[SOLVED] effective sample size 2d array using arviz and pymc3 mcmc

effective sample size 2d array using arviz and pymc3 mcmc

I'm trying to get the effective sample size for a 2D mcmc chain, using pymc3 and arviz

import pymc3 as pm3
!pip install arviz 
import arviz as az

ess = az.ess(samples)

The above code works for 1D, but not for 2D, and I see there is a az.convert_to_dataset that might help, but I can't figure out how to use it?

Samples would be an N x 2 array and it should just give a single number as the output

Thanks!

Solution

When working with arrays, ArviZ assumes the following shape convention:

1d array represents the draws of a single chain of a scalar variable: (draw,)
2d array represents the draws of multiple chains of a scalar variable: (chain, draw)
3d+ array represents the draws of multiple chains of multidimensional variables: (chain, draw, *shape)

I am not sure why the 2d case is not working for you, I suspect it could be due to not having enough draws to calculate ess.

To make sure that your dimensions are being correctly interpreted, I would recommend doing idata = az.convert_to_inference_data(ary) and then checking idata.posterior to see the dimensions of the generated object. You can then call az.ess(idata) to get the effective sample size.

EDIT: If I understood your comments correctly, you are generating an array with shape (draw=N, parameter_dim=2) as you are only sampling a single chain. As this is a 2d array, it would be interpreted as having N chains and 2 draws which should print a warning of having more chains than draws. You can reshape the array to match ArviZ convention with:

idata = az.convert_to_inference_data(np.expand_dims(samples, 0))
# or what is the same (we just choose the name of the variable)
idata = az.from_dict({"position": np.expand_dims(samples, 0)})

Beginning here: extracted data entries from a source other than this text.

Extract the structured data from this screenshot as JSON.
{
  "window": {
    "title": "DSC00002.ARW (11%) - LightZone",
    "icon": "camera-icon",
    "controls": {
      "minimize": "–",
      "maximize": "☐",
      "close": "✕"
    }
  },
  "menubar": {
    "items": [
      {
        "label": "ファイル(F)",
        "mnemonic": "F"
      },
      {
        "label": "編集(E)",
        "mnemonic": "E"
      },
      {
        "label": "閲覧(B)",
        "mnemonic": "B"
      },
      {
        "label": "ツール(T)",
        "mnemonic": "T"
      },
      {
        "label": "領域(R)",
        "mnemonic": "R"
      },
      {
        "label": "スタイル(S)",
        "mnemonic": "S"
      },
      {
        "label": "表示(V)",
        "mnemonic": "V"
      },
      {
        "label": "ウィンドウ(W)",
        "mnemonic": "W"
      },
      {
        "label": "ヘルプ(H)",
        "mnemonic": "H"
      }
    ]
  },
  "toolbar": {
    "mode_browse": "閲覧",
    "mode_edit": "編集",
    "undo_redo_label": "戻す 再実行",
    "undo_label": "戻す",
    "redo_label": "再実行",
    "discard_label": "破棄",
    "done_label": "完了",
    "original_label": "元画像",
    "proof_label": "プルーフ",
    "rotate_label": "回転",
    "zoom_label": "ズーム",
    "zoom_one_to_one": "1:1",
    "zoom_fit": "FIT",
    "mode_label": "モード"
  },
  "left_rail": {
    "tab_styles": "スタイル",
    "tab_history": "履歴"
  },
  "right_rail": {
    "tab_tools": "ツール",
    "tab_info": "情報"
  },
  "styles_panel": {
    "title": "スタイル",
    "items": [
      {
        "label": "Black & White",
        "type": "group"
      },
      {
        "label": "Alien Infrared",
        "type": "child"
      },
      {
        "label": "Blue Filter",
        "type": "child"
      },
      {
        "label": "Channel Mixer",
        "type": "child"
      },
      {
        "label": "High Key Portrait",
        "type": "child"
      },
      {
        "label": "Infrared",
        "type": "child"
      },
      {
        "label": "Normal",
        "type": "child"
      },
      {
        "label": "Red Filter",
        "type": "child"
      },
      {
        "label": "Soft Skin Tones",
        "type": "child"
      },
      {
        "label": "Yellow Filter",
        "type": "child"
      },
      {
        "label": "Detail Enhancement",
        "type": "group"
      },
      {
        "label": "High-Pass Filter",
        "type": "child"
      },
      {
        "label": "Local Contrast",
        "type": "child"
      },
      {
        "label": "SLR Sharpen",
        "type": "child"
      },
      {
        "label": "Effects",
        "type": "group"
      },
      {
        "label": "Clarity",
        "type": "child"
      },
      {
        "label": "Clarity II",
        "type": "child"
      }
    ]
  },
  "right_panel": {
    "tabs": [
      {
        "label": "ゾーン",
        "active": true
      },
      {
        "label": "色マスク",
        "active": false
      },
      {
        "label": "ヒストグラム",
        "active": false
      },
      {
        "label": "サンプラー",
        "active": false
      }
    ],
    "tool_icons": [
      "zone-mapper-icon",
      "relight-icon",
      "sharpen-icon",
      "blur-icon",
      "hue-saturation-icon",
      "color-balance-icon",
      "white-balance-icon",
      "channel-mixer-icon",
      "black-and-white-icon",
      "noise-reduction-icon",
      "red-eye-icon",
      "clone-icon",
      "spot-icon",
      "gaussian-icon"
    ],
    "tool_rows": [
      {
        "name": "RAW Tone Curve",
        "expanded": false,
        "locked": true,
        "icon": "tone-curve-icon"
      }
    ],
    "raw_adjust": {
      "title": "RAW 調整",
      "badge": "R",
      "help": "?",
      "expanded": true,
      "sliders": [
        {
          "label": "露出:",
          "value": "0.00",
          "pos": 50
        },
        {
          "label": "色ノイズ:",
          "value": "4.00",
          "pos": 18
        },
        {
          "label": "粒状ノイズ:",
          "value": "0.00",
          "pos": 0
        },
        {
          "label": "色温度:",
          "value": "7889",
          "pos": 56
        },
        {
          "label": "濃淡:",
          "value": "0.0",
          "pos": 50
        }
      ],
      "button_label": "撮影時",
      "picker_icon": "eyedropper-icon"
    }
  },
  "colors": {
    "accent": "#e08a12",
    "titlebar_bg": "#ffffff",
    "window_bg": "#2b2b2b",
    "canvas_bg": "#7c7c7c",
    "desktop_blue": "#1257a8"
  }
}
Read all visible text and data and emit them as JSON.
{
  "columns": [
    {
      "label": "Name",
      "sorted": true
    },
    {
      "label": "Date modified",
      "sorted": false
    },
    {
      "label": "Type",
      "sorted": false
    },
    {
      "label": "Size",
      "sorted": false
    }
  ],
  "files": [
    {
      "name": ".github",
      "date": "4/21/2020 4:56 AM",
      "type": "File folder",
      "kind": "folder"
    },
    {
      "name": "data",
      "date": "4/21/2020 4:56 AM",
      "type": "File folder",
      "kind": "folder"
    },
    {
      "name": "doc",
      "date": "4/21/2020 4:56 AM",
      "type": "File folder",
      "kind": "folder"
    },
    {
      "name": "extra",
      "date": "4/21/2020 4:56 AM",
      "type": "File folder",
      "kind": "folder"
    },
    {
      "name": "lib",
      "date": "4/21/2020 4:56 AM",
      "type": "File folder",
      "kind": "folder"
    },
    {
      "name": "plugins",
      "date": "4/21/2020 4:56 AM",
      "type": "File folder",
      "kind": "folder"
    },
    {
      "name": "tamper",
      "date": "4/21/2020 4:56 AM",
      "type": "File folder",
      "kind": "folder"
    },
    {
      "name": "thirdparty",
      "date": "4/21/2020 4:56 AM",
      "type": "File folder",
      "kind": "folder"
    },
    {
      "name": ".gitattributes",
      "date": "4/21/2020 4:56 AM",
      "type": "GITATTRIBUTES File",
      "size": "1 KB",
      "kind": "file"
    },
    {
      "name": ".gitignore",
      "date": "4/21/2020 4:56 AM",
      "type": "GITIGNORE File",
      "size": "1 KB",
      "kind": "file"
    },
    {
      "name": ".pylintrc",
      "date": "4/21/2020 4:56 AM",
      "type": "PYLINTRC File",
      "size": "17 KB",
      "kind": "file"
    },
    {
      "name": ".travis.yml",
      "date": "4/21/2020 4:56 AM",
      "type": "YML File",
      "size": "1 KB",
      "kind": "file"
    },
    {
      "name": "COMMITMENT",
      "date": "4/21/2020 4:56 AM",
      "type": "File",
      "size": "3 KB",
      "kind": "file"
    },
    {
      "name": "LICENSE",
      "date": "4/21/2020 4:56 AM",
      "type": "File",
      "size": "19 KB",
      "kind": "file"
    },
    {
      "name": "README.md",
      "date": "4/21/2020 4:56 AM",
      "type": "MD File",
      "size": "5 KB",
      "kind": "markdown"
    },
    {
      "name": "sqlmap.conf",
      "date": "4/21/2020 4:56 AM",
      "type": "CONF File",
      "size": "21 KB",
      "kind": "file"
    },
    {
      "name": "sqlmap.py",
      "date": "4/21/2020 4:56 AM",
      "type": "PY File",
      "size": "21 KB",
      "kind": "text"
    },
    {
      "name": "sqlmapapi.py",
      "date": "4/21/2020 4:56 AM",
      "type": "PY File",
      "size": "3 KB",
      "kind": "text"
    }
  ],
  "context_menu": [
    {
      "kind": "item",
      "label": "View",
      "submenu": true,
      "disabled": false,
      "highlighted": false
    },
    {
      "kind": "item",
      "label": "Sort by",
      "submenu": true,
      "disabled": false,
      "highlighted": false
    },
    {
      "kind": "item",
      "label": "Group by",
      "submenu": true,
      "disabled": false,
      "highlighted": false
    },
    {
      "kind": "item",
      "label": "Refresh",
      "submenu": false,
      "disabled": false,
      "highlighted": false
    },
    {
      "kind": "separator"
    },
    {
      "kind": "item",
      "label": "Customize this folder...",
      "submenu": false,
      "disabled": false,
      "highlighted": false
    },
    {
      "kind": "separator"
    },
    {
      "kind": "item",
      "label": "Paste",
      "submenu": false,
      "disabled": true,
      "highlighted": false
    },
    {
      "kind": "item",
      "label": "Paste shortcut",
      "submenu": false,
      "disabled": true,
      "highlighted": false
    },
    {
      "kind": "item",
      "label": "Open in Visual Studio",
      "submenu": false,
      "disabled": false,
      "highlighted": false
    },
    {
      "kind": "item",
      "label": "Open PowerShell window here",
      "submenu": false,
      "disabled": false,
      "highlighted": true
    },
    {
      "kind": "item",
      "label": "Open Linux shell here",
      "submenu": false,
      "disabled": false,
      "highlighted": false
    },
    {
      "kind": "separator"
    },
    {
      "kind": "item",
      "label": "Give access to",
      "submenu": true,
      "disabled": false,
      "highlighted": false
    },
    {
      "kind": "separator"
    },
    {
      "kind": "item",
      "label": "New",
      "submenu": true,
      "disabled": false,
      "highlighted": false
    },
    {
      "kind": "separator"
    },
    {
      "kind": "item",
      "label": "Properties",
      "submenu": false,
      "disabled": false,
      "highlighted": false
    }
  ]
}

which will generate a (1, N, 2) array whose dimensions will be understood by ArviZ. I have already added the conversion to InferenceData too as having an InferenceData will allow you to call any ArviZ function without having to care about dimensions any more.

If your array were (2, N), adding a transpose before expanding the axis should solve the problem:

idata = az.convert_to_inference_data(np.expand_dims(samples.T, 0))